Diego Martins
Diego Martins

Reputation: 109

Clustered index vs. Non-clustered index including ALL columns (SQL Server)

A brief overview of the scenario:

My database uses GUID's as primary keys, and, for what I've been reading, it seems like it's somewhat bad to have clustered indexes on GUID's (increases fragmentation, slows down inserts etc.). My project uses hibernate so we usually deal with jpql and fetching of full entities (a lot of queries end up turning into select p.* from person p [...])

I would like to know if it would be a good approach to create non-clustered indexes covering all columns of a table (in order to avoid RID lookups, etc.).

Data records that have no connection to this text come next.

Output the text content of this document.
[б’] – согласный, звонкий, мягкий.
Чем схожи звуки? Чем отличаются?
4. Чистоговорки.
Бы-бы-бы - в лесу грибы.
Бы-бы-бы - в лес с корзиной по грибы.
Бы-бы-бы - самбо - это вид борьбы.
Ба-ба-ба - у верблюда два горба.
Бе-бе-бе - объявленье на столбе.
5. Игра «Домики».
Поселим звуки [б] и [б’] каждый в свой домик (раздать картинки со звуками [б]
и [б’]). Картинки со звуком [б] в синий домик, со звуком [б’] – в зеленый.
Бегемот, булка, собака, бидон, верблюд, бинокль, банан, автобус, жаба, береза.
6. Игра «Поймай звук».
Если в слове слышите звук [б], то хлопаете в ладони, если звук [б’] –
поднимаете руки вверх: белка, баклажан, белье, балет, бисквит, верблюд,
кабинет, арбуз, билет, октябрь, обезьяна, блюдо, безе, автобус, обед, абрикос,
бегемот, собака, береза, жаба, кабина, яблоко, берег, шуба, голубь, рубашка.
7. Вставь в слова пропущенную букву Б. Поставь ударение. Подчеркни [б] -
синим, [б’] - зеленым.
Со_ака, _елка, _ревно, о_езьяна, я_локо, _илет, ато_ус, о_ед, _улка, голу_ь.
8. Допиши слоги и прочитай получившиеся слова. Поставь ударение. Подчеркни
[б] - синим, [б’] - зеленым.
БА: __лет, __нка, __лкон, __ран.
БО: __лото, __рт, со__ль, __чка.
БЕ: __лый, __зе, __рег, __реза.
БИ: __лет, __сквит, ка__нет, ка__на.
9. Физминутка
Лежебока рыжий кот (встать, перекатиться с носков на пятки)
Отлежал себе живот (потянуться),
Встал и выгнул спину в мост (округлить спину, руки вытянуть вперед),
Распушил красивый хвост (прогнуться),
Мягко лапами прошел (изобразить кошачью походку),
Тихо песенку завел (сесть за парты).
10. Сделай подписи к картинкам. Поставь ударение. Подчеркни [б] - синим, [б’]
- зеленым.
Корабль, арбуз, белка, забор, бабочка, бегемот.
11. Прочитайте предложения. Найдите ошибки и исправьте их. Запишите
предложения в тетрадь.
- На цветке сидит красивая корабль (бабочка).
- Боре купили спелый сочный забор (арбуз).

Thanks for the help, already!

Upvotes: 1

Views: 1237

Answers (2)

Vulcronos
Vulcronos

Reputation: 3456

Premature optimization is a bad idea. Is the data size cost and effort added to inserts, updates, and deletes worth adding the index? Unless you measure and test performance and the impact of your index, you won't know. Look at the queries that read the table and see which, if any, are unacceptably long. Then tune that specific query.

Upvotes: 0

Dave.Gugg
Dave.Gugg

Reputation: 6771

No, it is not a good approach. It sounds like you've already read that having the clustered index on a GUID is a bad idea. Instead, create an int (or bigint, if necessary) identity field and make that the clustered index, unless another field makes more sense. Then just create a nonclustered index on the GUID field, and let SQL do an RID lookup for each query that uses it. This way you can avoid fragmentation and slow inserts/updates/deletes.